« Le
hameau des Petites Dalles, petit havre de pêcheurs
dépendant de la commune de Saint-Martin aux Buneaux, est
parfaitement situé dans un vallon boisé, resserré
entre deux falaises. Sa plage est abritée du côté
de la haute mer par une digue de rochers qui atténue la
violence des vagues ; le peu de largeur de la vallée la
protège contre l'irruption des vents. C'est à cette
position remarquablement avantageuse que ce pays doit la vogue dont il
jouit depuis quelques années auprès des baigneurs.
« Nous
avions tant entendu vanter les promenades des Petites Dalles, que nous
voulûmes juger par nous-mêmes si elles méritaient
leur réputation. Dans l'après-midi nous allâmes au
château de Martanville; il était habité, nous ne
pûmes donc le visiter. Mais j'avoue qu'il est impossible de
parcourir un plus joli pays que celui que nous traversâmes pour
nous y rendre, et qu'en revenant aux Petites Dalles, je fus très
frappée de l'effet que produit ce hameau, lorsqu'on y arrive par
la route de Fécamp. Ce ne sont que maisons blanches, proprettes,
et charmantes ; chalets rustiques aux volets verts, aux jardinets
fleuris, couverts de clématites et de rosiers grimpants, maisons
et chalets à demi enfouis sous la verdure. Les arbres, souvent
si rares au bord de la mer, semblent pousser à plaisir dans ce
ravissant vallon. A mesure qu'on approche de la plage, les maisons,
d'abord un peu éloignées les unes des autres, se
rapprochent et forment une sorte de rue, en même temps elles
deviennent plus élégantes. C'est de ce côté
que s'élèvent les nouvelles constructions. Enfin tout
près de la mer se voient quelques luxueux chalets, les uns
achevés, les autres encore en voie de construction, mais tous
entourés de beaux jardins, pleins d'ombre et de fraîcheur.
« Ce
qu'on pourrait peut être reprocher à ce paysage, serait de
ressembler un peu à un décor d'opéra-comique; mais
en tout cas, le décor est réussi; il plait à
l'oeil et réjouit l'esprit.
« Le
lendemain, contre notre habitude, nous dormîmes la grasse
matinée ; nous nous étions beaucoup fatigués les
jours précédents et étions décidés
à nous reposer un peu.
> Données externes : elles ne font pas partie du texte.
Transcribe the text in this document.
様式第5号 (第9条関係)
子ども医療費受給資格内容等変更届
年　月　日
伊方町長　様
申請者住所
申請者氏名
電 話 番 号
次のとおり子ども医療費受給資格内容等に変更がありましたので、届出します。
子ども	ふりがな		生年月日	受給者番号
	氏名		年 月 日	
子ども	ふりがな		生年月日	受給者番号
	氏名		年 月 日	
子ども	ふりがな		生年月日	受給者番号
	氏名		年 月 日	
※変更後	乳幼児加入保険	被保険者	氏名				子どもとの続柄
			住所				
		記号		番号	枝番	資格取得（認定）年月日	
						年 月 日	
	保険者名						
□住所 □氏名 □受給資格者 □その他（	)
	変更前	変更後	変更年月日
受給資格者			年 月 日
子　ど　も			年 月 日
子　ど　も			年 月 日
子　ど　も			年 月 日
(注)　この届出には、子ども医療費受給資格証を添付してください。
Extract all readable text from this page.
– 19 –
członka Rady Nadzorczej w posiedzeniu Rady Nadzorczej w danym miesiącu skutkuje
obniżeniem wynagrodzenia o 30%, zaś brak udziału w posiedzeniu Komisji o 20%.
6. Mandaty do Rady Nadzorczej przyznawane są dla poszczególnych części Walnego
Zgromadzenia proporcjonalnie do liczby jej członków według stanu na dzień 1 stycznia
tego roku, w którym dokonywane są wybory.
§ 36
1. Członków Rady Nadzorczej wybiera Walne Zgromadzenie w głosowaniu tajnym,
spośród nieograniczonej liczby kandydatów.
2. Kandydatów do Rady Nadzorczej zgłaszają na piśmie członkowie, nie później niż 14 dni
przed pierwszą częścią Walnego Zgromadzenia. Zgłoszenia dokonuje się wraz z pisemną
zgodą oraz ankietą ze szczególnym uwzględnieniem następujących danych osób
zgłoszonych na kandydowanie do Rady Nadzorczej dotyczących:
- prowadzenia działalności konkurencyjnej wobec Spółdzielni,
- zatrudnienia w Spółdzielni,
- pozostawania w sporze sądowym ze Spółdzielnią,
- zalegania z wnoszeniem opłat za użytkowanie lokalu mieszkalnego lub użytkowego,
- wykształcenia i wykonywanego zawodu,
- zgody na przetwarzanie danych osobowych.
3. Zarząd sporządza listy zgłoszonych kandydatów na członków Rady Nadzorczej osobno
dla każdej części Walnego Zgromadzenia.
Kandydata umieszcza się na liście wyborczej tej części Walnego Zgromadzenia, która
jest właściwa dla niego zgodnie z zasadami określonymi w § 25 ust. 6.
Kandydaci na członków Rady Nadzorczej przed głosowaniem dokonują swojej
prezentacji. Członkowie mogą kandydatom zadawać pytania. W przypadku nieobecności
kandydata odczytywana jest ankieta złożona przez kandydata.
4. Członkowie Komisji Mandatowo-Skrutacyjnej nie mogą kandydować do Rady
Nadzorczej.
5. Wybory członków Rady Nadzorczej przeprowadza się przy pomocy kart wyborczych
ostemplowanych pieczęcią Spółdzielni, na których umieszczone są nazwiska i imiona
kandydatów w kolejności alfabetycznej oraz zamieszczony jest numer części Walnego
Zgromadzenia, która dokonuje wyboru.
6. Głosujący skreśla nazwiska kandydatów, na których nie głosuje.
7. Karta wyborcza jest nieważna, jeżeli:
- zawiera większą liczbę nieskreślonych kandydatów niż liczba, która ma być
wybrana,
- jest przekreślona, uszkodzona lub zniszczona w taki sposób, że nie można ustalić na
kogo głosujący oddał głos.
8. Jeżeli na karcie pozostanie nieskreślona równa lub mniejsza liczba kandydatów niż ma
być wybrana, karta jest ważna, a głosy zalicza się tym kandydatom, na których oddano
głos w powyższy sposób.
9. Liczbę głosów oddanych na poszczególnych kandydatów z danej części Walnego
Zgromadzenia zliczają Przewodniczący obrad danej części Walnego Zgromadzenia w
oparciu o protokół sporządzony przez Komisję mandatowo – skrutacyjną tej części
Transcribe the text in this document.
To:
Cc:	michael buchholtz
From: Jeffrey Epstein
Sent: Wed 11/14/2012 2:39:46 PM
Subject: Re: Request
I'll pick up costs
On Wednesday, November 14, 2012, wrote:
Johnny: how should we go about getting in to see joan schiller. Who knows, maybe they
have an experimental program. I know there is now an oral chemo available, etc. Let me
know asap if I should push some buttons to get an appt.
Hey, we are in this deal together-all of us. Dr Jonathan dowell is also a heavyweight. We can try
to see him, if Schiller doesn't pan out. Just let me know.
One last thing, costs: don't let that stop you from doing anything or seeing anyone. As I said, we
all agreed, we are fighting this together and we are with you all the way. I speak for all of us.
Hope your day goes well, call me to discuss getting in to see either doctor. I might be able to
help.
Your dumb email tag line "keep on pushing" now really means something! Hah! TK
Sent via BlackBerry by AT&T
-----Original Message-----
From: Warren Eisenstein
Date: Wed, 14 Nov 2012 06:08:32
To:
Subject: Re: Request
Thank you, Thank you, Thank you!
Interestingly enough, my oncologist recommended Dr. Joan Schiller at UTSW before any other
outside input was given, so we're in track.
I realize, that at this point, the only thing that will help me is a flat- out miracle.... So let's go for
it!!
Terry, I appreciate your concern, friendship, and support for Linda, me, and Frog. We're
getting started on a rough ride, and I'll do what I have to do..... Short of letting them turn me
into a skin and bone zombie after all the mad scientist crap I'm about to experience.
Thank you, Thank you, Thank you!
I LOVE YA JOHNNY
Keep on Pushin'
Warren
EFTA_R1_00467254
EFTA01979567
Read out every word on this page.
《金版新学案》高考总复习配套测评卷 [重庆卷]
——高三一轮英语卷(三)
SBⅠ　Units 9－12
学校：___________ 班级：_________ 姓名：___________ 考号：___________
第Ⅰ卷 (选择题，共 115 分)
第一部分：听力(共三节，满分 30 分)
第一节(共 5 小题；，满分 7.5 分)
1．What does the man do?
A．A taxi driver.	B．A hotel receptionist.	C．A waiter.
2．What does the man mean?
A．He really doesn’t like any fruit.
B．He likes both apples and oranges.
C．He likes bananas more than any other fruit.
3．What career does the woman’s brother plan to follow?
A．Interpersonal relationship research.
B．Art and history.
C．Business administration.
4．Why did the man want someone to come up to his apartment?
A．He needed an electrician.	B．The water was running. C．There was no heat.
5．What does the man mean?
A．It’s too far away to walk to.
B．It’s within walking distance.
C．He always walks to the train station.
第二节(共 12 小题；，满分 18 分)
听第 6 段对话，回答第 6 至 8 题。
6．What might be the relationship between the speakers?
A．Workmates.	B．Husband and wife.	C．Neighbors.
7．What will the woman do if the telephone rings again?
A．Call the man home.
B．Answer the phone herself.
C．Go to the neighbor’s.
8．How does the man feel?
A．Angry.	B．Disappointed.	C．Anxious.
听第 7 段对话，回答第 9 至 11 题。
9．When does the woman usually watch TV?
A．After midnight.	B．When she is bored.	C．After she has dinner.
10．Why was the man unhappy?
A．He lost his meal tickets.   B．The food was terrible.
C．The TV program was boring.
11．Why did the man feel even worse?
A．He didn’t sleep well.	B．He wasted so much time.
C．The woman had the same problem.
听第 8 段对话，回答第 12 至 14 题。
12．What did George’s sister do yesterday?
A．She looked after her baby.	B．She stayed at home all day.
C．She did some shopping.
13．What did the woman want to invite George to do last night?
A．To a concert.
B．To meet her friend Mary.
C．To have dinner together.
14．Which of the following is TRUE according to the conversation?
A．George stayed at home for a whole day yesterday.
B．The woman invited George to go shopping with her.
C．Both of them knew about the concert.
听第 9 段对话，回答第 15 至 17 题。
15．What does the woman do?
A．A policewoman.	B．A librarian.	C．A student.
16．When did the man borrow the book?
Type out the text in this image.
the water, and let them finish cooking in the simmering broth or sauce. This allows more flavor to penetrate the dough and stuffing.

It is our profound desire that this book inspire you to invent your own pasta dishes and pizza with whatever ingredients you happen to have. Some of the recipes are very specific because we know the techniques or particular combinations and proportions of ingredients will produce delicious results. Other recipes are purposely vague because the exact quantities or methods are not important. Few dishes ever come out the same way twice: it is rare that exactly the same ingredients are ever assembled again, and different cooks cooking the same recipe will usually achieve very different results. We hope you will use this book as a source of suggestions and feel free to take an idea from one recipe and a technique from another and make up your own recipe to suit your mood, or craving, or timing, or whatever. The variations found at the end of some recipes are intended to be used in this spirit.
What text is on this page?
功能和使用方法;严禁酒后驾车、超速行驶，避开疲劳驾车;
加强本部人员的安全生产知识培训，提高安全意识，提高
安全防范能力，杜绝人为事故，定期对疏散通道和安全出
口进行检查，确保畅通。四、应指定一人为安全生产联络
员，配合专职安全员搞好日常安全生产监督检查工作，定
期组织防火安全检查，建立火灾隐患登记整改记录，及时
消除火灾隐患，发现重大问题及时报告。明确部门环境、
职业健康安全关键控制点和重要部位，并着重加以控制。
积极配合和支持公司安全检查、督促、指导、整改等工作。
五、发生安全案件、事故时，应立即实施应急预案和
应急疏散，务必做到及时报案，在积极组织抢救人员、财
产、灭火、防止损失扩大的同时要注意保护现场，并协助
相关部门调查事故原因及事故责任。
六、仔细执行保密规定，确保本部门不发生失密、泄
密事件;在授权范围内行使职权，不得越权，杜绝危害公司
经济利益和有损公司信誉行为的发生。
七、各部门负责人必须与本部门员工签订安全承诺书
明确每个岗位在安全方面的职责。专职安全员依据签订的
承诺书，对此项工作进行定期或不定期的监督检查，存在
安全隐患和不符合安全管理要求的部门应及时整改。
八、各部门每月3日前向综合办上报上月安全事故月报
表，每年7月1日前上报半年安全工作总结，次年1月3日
Nous n'avions pas d'ailleurs, nous le
pensions du moins, une bien longue étape à fournir, pour
nous rendre à Fécamp où nous devions dîner
et coucher.
« Nous
quittâmes les Petites-Dalles à une heure de
l'après-midi. Un chemin nouvellement tracé, je crois, et
en tout cas très raide et fort difficile, que nous prîmes
à gauche de la grande rue, nous conduisit en haut de la falaise
qui sépare les Petites-Dalles d'un autre hameau, situé
dans une vallée parallèle, et qu’on appelle je ne sais
pourquoi les Grandes-Dalles. C'est vers ce hameau que nous dirigions
pour l'instant nos pas. On nous avait assuré que nous y serions
en moins d'une demi-heure. Il parait que les Normands de cette
côte sont de fameux marcheurs, car nous marchions depuis une
heure sous un soleil de plomb, quand nous aperçûmes les
Grandes-Dalles au-dessous de nous, dans un fonds où nous ne
pouvions atteindre qu'en descendant à travers champs,
tâche fort difficile, car la pente est rapide, le sol
inégal et caillouteux, et la commune a négligé de
faire tracer un chemin, indispensable pourtant, non pour les rares
voyageurs qui n'en profiteraient guère, mais pour tous ceux des
habitants qui ont des terres sur la falaise. Enfin, avec beaucoup de
peine, nous arrivâmes, exténués de fatigue, au bas
de la côte, dans une ruelle qui nous conduisit au village.
« La
chaleur et la marche nous avaient altérés; nous
cherchâmes un hôtel ou tout au moins quelque café,
où il nous fut possible de nous arrêter. Mais ces sortes
d'établissements sont inconnus aux Grandes Dalles. Ayant
aperçu de la rue une espèce de kiosque en chaume, sous
lequel étaient une table boiteuse, et quelques vieilles chaises
de paille communes, nous eûmes l'idée de nous informer si,
par hasard, nous ne pourrions nous procurer là une bouteille de
bière.
- Certainement nous répondit la femme à laquelle nous nous étions adressés ; on va vous servir.
« Elle
s'éloigna et revint bientôt, apportant une bouteille de
bière qu'elle déposa sur la table, ainsi qu'un paquet de
biscuits. La bière était exécrable, et je ne sais
depuis combien de temps les biscuits étaient chez elle, mais il
n'y avait qu'à y toucher pour les réduire en
poussière.
« Rentrés aux
Petites-Dalles vers six heures, nous dinâmes et passâmes
notre soirée sur la plage. Il y avait concert ce soir-là
à l'Hôtel des Bains, qui sert de casino. Mais après
avoir marché comme nous l'avions fait ce jour-là, nous
eussions craint, en y assistant, de scandaliser les habitués en
ne pouvant résister à un sommeil intempestif.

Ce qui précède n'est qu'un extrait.